A rare joyful story from war-torn Syria has come to light after it was announced on Sunday that Russian repair crews have restored a 65 kilometer stretch of railroad tracks on the western coast of government-held Syria.
According to the Kremlin, the newly improved Syrian infrastructure will speed up delivery of Russian humanitarian aid to Latakia, Jableh and Tartous.
These cities have been under government control since the inception of the Syrian conflict but have witnessed a large influx of internal refugees, many whom remain unemployed and effectively under the poverty threshold.
On Sunday, for the first time in years, the Syrian government sent its first locomotive to Latakia province. Distribution of aid via the restored track will cut the delivery time in half, a Russian official said.

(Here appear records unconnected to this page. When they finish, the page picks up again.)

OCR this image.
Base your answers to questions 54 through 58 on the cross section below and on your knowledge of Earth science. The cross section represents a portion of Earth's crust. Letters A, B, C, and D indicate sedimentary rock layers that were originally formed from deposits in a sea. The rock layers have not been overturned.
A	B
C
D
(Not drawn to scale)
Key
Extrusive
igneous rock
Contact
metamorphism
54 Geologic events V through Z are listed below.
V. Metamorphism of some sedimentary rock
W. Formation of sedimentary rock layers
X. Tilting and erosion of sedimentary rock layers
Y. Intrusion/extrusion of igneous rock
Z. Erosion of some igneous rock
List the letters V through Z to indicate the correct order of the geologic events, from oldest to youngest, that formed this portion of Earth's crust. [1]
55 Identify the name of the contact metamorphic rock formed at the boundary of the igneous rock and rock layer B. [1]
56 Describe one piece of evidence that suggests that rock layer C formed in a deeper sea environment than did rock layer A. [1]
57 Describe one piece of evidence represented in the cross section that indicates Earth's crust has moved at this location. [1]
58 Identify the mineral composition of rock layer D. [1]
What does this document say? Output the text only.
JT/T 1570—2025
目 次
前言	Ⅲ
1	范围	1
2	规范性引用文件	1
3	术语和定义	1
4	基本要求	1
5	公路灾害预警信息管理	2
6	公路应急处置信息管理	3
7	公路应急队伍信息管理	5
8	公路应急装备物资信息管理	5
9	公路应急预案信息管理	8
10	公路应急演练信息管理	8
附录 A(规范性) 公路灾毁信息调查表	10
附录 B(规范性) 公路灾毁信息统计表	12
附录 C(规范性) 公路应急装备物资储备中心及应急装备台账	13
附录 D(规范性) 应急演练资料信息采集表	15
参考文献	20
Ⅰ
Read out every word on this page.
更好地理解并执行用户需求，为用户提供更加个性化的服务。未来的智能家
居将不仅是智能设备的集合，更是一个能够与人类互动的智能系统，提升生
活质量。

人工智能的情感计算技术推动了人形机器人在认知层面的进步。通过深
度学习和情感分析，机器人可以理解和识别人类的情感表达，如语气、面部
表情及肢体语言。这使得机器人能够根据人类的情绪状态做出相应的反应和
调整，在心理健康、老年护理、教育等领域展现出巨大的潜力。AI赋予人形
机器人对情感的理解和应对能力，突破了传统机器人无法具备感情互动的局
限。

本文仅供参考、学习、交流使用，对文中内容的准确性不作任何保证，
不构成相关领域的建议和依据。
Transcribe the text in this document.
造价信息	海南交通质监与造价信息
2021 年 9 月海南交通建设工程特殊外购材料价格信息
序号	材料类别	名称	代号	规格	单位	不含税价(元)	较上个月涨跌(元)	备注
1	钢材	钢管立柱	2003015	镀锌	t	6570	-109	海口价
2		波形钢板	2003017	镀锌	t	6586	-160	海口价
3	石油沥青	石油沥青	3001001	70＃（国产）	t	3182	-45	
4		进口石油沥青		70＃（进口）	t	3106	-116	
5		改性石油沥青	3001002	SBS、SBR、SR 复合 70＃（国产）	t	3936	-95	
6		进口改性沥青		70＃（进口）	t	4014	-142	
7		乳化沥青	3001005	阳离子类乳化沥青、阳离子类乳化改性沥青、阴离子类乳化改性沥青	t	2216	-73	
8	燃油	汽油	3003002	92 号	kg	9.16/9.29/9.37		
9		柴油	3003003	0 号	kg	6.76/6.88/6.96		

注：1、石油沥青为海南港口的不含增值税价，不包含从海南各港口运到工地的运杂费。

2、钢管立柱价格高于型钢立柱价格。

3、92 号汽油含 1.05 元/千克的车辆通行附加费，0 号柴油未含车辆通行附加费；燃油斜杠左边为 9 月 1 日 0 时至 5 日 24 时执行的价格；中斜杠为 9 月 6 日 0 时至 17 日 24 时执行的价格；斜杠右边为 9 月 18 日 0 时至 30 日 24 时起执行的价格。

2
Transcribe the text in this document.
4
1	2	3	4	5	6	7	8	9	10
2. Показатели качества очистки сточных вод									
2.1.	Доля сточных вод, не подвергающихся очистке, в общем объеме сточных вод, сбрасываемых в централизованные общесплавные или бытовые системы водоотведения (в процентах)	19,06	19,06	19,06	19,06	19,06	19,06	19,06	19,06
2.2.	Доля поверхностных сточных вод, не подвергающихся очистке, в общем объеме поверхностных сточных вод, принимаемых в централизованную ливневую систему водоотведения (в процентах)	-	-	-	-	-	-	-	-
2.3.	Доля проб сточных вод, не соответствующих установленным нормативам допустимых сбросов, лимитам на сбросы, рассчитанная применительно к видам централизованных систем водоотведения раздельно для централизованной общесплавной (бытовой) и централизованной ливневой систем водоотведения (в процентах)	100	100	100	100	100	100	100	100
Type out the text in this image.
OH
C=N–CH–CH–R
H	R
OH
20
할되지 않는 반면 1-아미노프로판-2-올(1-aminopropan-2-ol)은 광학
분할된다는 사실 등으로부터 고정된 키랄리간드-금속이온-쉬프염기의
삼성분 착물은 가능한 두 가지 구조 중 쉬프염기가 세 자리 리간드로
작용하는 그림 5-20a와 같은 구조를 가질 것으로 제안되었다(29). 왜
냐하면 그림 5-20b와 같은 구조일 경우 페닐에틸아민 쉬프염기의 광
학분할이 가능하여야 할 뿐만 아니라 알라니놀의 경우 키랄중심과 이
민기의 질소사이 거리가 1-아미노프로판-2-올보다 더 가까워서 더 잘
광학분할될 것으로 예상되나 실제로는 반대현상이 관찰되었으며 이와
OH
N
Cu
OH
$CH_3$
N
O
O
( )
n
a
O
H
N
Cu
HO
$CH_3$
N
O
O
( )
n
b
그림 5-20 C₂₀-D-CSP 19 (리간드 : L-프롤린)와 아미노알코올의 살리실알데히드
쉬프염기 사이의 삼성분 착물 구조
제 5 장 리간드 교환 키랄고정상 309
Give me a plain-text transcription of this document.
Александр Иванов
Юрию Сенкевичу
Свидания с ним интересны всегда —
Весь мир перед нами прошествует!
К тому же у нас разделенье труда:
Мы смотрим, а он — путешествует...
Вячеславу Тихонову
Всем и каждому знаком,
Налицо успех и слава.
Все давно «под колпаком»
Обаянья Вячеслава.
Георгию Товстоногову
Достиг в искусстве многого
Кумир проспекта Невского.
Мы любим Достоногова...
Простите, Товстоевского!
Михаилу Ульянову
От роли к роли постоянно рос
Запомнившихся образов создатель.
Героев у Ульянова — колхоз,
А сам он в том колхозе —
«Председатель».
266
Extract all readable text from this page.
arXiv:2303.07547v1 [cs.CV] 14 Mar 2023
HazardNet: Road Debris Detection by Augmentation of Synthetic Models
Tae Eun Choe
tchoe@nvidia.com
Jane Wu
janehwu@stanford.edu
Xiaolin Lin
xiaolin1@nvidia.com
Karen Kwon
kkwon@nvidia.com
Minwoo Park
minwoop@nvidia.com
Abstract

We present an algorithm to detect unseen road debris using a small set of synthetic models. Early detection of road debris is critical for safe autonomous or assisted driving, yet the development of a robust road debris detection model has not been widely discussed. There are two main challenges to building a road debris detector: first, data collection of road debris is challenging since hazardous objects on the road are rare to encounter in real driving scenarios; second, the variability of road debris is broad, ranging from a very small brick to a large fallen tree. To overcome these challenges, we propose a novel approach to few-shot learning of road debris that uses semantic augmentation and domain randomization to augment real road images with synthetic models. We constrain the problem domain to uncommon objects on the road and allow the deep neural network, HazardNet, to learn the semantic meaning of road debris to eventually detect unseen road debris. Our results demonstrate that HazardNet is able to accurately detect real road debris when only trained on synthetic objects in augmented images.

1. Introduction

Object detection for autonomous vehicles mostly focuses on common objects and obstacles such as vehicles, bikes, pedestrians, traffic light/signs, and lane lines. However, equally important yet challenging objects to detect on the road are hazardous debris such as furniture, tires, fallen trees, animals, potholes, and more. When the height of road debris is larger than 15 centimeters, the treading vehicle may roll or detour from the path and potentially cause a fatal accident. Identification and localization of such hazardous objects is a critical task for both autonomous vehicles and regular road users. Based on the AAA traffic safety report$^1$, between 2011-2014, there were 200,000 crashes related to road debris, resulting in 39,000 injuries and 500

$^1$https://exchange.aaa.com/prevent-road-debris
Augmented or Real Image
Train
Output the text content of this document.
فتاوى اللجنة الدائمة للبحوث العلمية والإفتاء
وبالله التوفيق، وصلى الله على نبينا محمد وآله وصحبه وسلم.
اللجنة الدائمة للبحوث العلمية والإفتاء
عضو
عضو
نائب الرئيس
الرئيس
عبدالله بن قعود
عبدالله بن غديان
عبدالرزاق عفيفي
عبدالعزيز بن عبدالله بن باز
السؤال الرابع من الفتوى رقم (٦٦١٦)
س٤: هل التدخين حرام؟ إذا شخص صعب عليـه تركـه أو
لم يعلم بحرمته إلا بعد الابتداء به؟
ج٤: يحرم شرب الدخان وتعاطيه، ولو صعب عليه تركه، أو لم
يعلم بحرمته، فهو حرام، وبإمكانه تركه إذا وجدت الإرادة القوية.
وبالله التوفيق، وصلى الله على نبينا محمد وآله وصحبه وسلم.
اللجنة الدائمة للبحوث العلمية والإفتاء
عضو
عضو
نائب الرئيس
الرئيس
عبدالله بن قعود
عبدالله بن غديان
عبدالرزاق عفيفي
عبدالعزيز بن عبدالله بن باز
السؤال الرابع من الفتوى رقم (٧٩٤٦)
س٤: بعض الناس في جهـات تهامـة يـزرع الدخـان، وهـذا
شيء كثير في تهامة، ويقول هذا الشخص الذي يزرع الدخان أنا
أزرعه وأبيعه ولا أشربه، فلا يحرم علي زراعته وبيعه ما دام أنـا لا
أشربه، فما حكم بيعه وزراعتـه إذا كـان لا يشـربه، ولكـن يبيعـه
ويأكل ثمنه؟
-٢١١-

“Humanitarian cargo weighing 27 tons arrived by sea. It was loaded onto railway transport and will be delivered to Jableh, where it will be distributed locally among Syrians who are most affected by the fighting,” said Colonel Aleksandr Gubanov, a spokesman for the Russian center for reconciliation of opposing sides in Syria.
Damascus now hopes that Russia will help them restore other parts of the rail network, specifically from Tartous to the neighbouring Homs governorate.
Prior to the Syrian war, the country’s railway extended some 2,423 kilometers and was gradually expanding under Bashar al-Assad’s leadership.